The conspiracy theories immediately converged around Bob Arum, CEO of Top Rank and promoter for both Pacquiao and Bradley. The dominant conspiracy narrative has been this: Arum knew a Pacquiao-Floyd Mayweather Jr. fight is unlikely. He wanted to milk Pacquiao for as much profit as he could before Pacquiao retires to run for president of the Philippines or something. But there aren't any more popular names out there for Pacquiao to fight. So, what better way to create a massive pay-per-view draw than to have Bradley, an unknown to casual fans, hand Pacquiao his first loss in nearly eight years, creating some controversy to shoot boxing into the headlines along the way to the November rematch. (Grantland's Rafe Bartholomew wonderfully articulates the nuances of this theory).

And boxing has been in the headlines. This is the sport's biggest story since Mike Tyson bit off Evander Holyfield's ear. They even talked about it on NPR.

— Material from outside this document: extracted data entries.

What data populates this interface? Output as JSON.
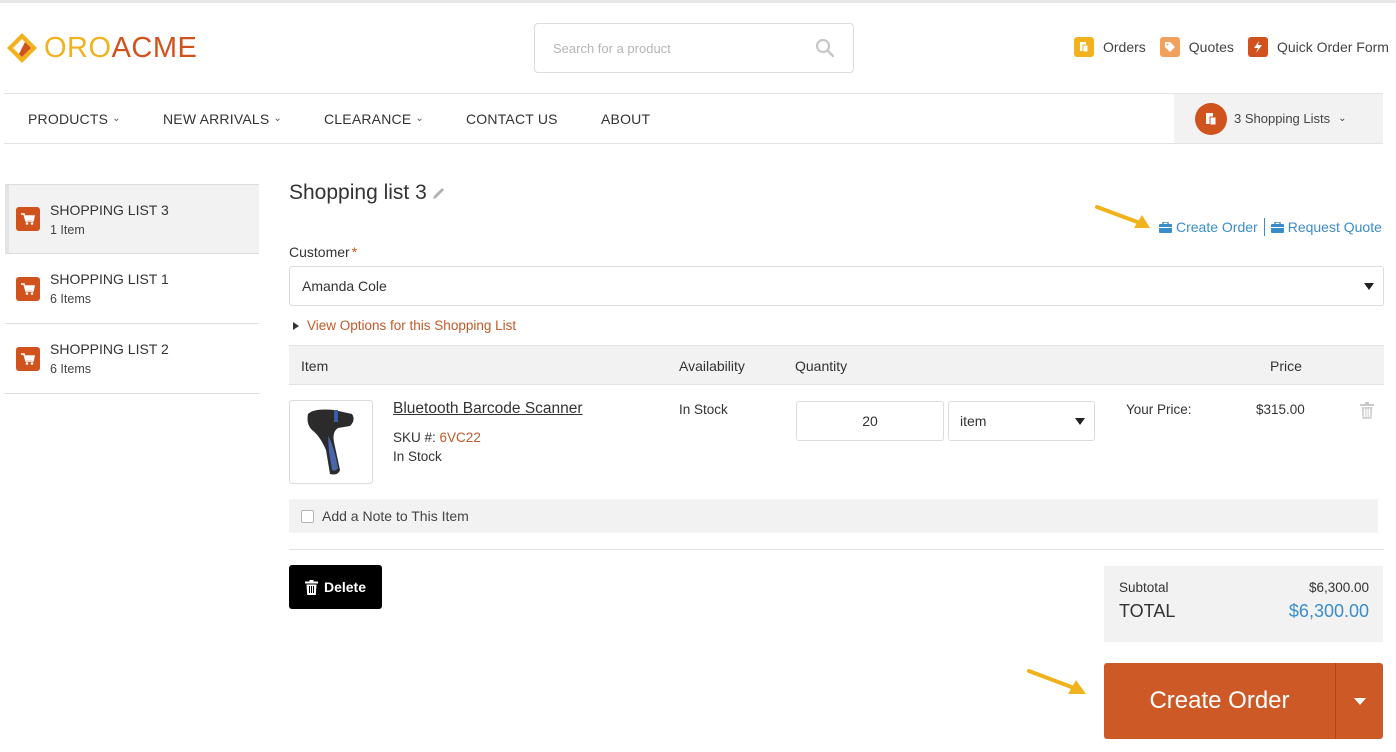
{
  "header": {
    "logo_part1": "ORO",
    "logo_part2": "ACME",
    "search_placeholder": "Search for a product",
    "links": {
      "orders": "Orders",
      "quotes": "Quotes",
      "quick_order_form": "Quick Order Form"
    }
  },
  "nav": {
    "products": "PRODUCTS",
    "new_arrivals": "NEW ARRIVALS",
    "clearance": "CLEARANCE",
    "contact_us": "CONTACT US",
    "about": "ABOUT",
    "shopping_lists_widget": "3 Shopping Lists"
  },
  "sidebar": {
    "items": [
      {
        "title": "SHOPPING LIST 3",
        "count": "1 Item",
        "active": true
      },
      {
        "title": "SHOPPING LIST 1",
        "count": "6 Items",
        "active": false
      },
      {
        "title": "SHOPPING LIST 2",
        "count": "6 Items",
        "active": false
      }
    ]
  },
  "main": {
    "title": "Shopping list 3",
    "actions": {
      "create_order": "Create Order",
      "request_quote": "Request Quote"
    },
    "customer": {
      "label": "Customer",
      "required_mark": "*",
      "value": "Amanda Cole"
    },
    "view_options": "View Options for this Shopping List",
    "table": {
      "headers": {
        "item": "Item",
        "availability": "Availability",
        "quantity": "Quantity",
        "price": "Price"
      },
      "rows": [
        {
          "name": "Bluetooth Barcode Scanner",
          "sku_label": "SKU #:",
          "sku": "6VC22",
          "stock": "In Stock",
          "availability": "In Stock",
          "quantity": "20",
          "unit": "item",
          "price_label": "Your Price:",
          "price": "$315.00"
        }
      ]
    },
    "note_label": "Add a Note to This Item",
    "delete_label": "Delete",
    "totals": {
      "subtotal_label": "Subtotal",
      "subtotal": "$6,300.00",
      "total_label": "TOTAL",
      "total": "$6,300.00"
    },
    "create_order_button": "Create Order"
  },
  "colors": {
    "brand_orange": "#d0521c",
    "brand_yellow": "#f2b21d",
    "link_blue": "#3a8dc9",
    "annotation_arrow": "#f2b21d"
  }
}
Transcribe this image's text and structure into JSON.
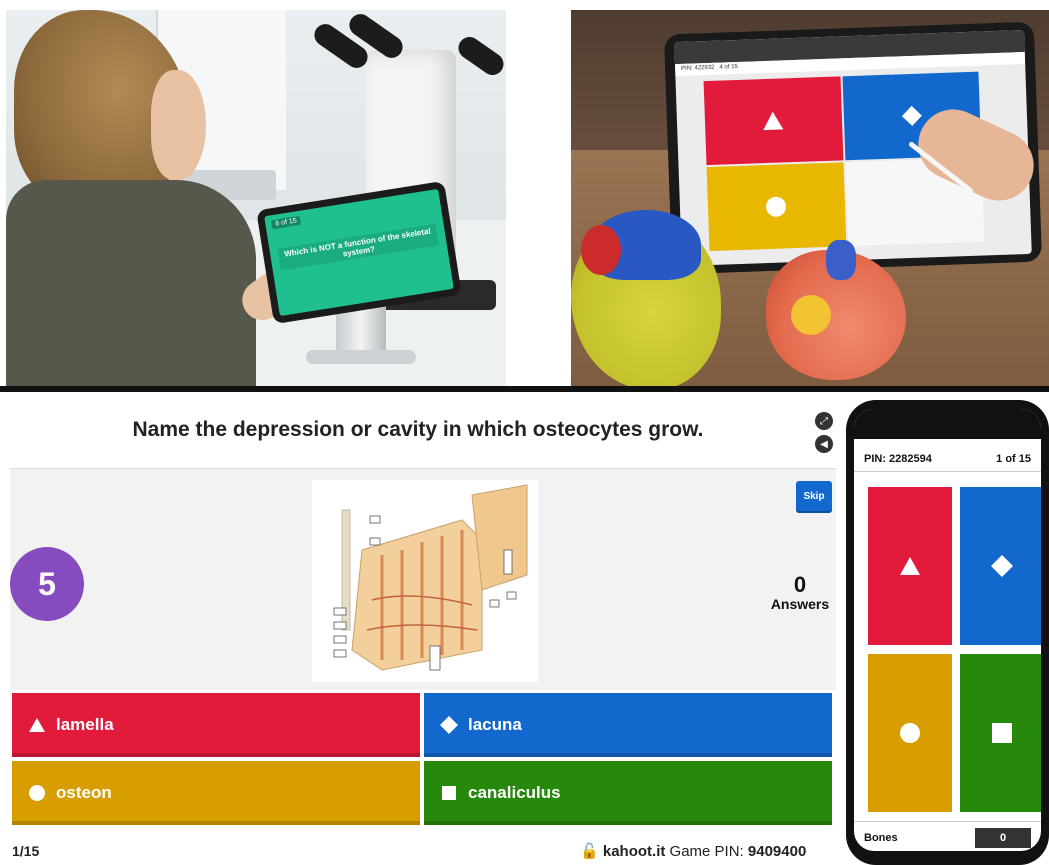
{
  "photos": {
    "left": {
      "tablet_counter": "6 of 15",
      "tablet_question": "Which is NOT a function of the skeletal system?"
    },
    "right": {
      "tablet_pin_label": "PIN: 422932",
      "tablet_counter": "4 of 15"
    }
  },
  "host": {
    "question": "Name the depression or cavity in which osteocytes grow.",
    "timer": "5",
    "skip_label": "Skip",
    "answers_count": "0",
    "answers_label": "Answers",
    "options": [
      {
        "label": "lamella",
        "color": "#e21b3c",
        "shape": "triangle-icon"
      },
      {
        "label": "lacuna",
        "color": "#1368ce",
        "shape": "diamond-icon"
      },
      {
        "label": "osteon",
        "color": "#d89e00",
        "shape": "circle-icon"
      },
      {
        "label": "canaliculus",
        "color": "#26890c",
        "shape": "square-icon"
      }
    ],
    "progress": "1/15",
    "site": "kahoot.it",
    "game_pin_label": "Game PIN:",
    "game_pin": "9409400"
  },
  "phone": {
    "pin": "PIN: 2282594",
    "counter": "1 of 15",
    "player_name": "Bones",
    "score": "0"
  },
  "colors": {
    "purple": "#864cbf",
    "red": "#e21b3c",
    "blue": "#1368ce",
    "yellow": "#d89e00",
    "green": "#26890c"
  }
}
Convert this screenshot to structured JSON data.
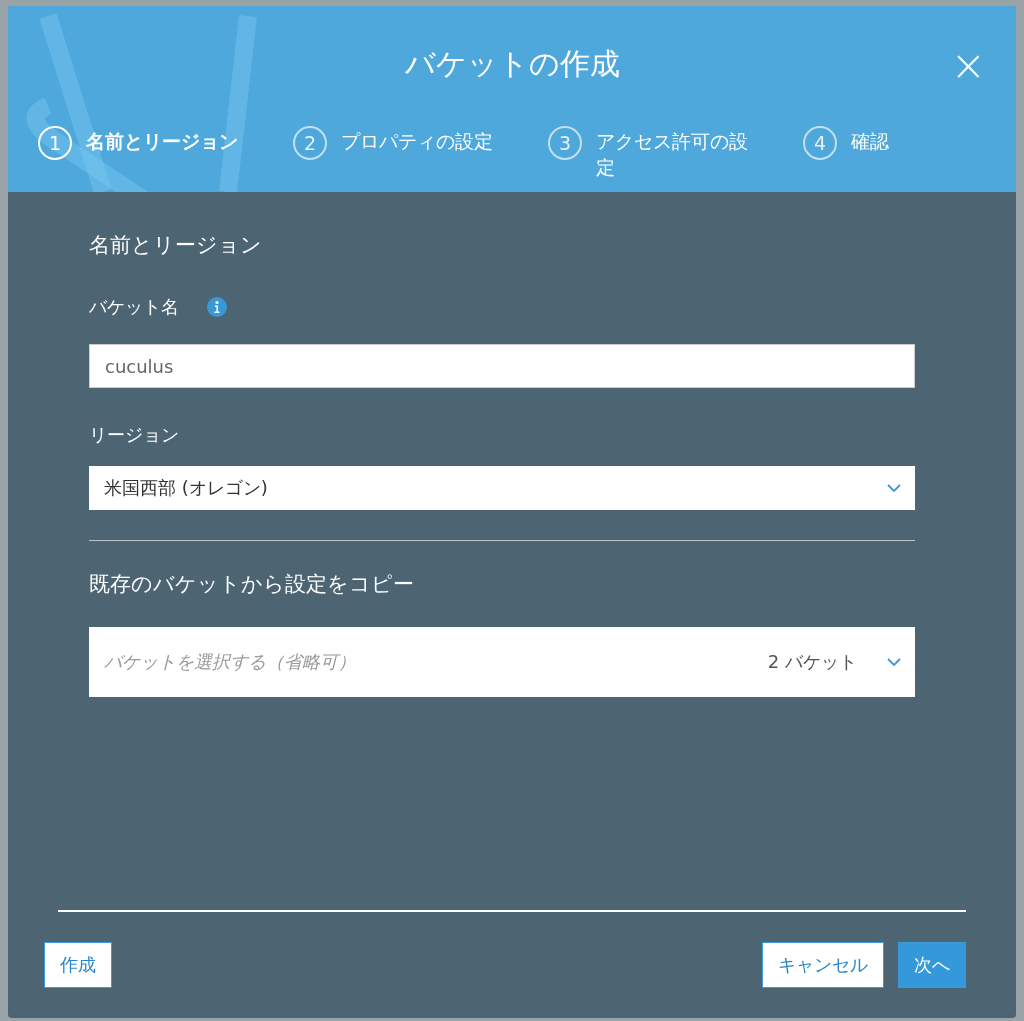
{
  "dialog": {
    "title": "バケットの作成",
    "close": "×"
  },
  "steps": [
    {
      "number": "1",
      "label": "名前とリージョン",
      "selected": true
    },
    {
      "number": "2",
      "label": "プロパティの設定",
      "selected": false
    },
    {
      "number": "3",
      "label": "アクセス許可の設定",
      "selected": false
    },
    {
      "number": "4",
      "label": "確認",
      "selected": false
    }
  ],
  "section_title": "名前とリージョン",
  "bucket_name": {
    "label": "バケット名",
    "value": "cuculus"
  },
  "region": {
    "label": "リージョン",
    "value": "米国西部 (オレゴン)"
  },
  "copy_section": {
    "title": "既存のバケットから設定をコピー",
    "placeholder": "バケットを選択する（省略可）",
    "count": "2 バケット"
  },
  "footer": {
    "create": "作成",
    "cancel": "キャンセル",
    "next": "次へ"
  }
}
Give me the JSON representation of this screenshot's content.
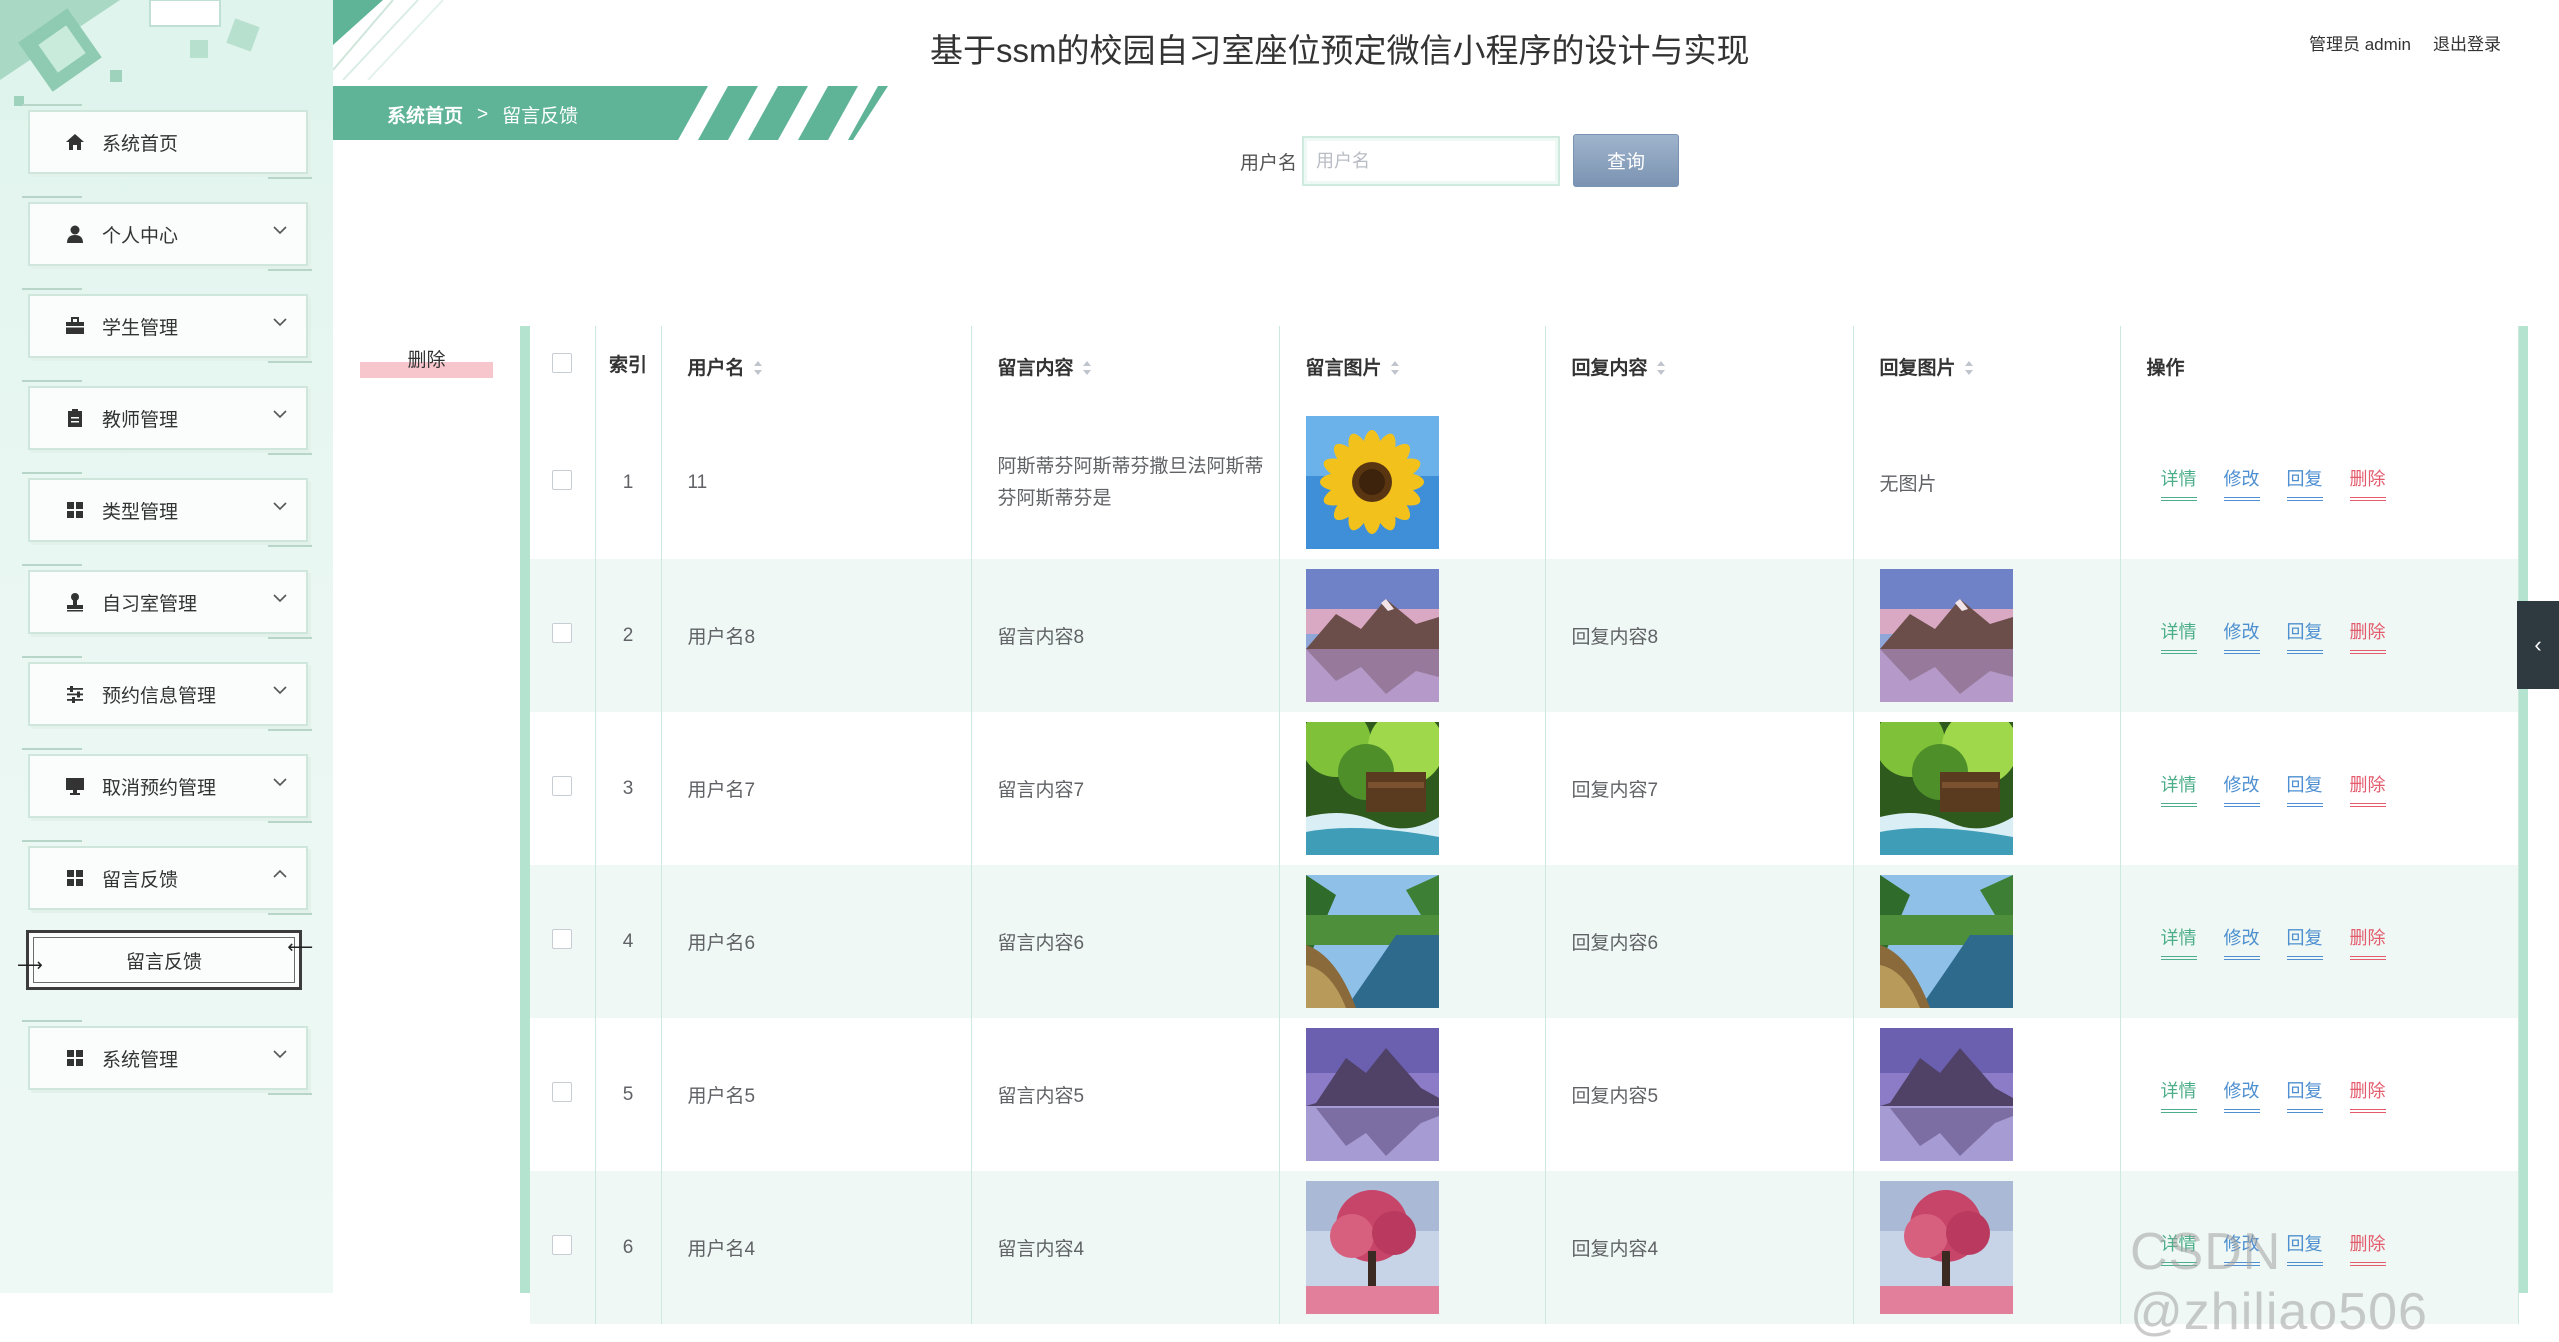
{
  "header": {
    "title": "基于ssm的校园自习室座位预定微信小程序的设计与实现",
    "user": "管理员 admin",
    "logout": "退出登录"
  },
  "sidebar": {
    "items": [
      {
        "label": "系统首页",
        "icon": "home-icon"
      },
      {
        "label": "个人中心",
        "icon": "user-icon"
      },
      {
        "label": "学生管理",
        "icon": "briefcase-icon"
      },
      {
        "label": "教师管理",
        "icon": "clipboard-icon"
      },
      {
        "label": "类型管理",
        "icon": "grid-icon"
      },
      {
        "label": "自习室管理",
        "icon": "stamp-icon"
      },
      {
        "label": "预约信息管理",
        "icon": "sliders-icon"
      },
      {
        "label": "取消预约管理",
        "icon": "monitor-icon"
      },
      {
        "label": "留言反馈",
        "icon": "grid-icon"
      },
      {
        "label": "系统管理",
        "icon": "grid-icon"
      }
    ],
    "submenu_label": "留言反馈"
  },
  "breadcrumb": {
    "home": "系统首页",
    "separator": ">",
    "current": "留言反馈"
  },
  "search": {
    "label": "用户名",
    "placeholder": "用户名",
    "value": "",
    "button": "查询"
  },
  "batch_delete": "删除",
  "table": {
    "headers": {
      "index": "索引",
      "username": "用户名",
      "message": "留言内容",
      "message_image": "留言图片",
      "reply": "回复内容",
      "reply_image": "回复图片",
      "actions": "操作"
    },
    "actions": {
      "detail": "详情",
      "edit": "修改",
      "reply": "回复",
      "delete": "删除"
    },
    "no_image": "无图片",
    "rows": [
      {
        "index": "1",
        "username": "11",
        "message": "阿斯蒂芬阿斯蒂芬撒旦法阿斯蒂芬阿斯蒂芬是",
        "reply": "",
        "img": "sunflower",
        "reply_img": ""
      },
      {
        "index": "2",
        "username": "用户名8",
        "message": "留言内容8",
        "reply": "回复内容8",
        "img": "mountain-lake",
        "reply_img": "mountain-lake"
      },
      {
        "index": "3",
        "username": "用户名7",
        "message": "留言内容7",
        "reply": "回复内容7",
        "img": "forest-waterfall",
        "reply_img": "forest-waterfall"
      },
      {
        "index": "4",
        "username": "用户名6",
        "message": "留言内容6",
        "reply": "回复内容6",
        "img": "forest-river",
        "reply_img": "forest-river"
      },
      {
        "index": "5",
        "username": "用户名5",
        "message": "留言内容5",
        "reply": "回复内容5",
        "img": "purple-mountain",
        "reply_img": "purple-mountain"
      },
      {
        "index": "6",
        "username": "用户名4",
        "message": "留言内容4",
        "reply": "回复内容4",
        "img": "pink-tree",
        "reply_img": "pink-tree"
      }
    ]
  },
  "watermark": "CSDN @zhiliao506",
  "colors": {
    "accent": "#4cae8a",
    "sidebar_bg": "#e6f5ef",
    "breadcrumb_bg": "#5fb497",
    "delete": "#e35b6c",
    "link": "#4d8fd0"
  }
}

For Arum, there's really nothing he can do to get people to stop believing that he fixed the fight. It's a damned-if-you-do type of thing. If he had kept a low profile after the fight, it would have been suspicious: Loquacious boxing promoter silent after a massive controversy! Instead, he's been saying exactly what everybody's thinking, saying all the right things. He dissed the judges. He said he was embarrassed for the sport. He called for an investigation from the Nevada Attorney General.

This has only furthed riled up the social media hordes, of course:

You would say that, wouldn't you! ... A clear acting job!

The other popular theory is vaguer, but more resonant. Several boxing and gambling observers have noted that there was a massive shift in the betting money line toward Bradley just before the fight. At 2 p.m., Pacquiao was -432, which means if you bet $432 on him and he wins, you win $100. By the time of the opening bell that night, the line had dropped to -397, which means that much money was suddenly bet on Bradley in the final few hours before the fight. Some people can interpret that as suspicious, especially considering there was no new reason-- an injury, for instance-- to think Bradley would win (Canadian sports analyst Haralabos Voulgaris might have been the first to recognize this, tweeting the odds' movement minutes after the fight). Which begs the question: The people who put all this money on Bradley just before the fight, did they know something the rest of us didn't?

This is one of those times when a crazy, complicated conspiracy really seems like the most reasonable scenario. The only (approximately) two people in the world who thought Bradley won happened to be judging the fight? Everybody, even the staunchest boxing fans, knows the sport can be corrupt. We've seen too much over the years to think otherwise.

And that's why the June 9 decision felt like such a punch to the face (more of a Pacquiao punch than a Bradley punch). A flaunting of power. Some yet-unknown mastermind's power. That "Yeah I did it, and what're you gonna do about it?" kind of power.

It was so brash, so ballsy, so indiscreet. Like a guy coming home from work and seeing his girlfriend wearing another man's dress shirt, while that other man reclines on the couch in the boyfriend's basketball shorts. "Hey, there's some leftover dinner in the fridge," says the girl. "Yeah, the meatloaf is delicious," adds the man on the couch.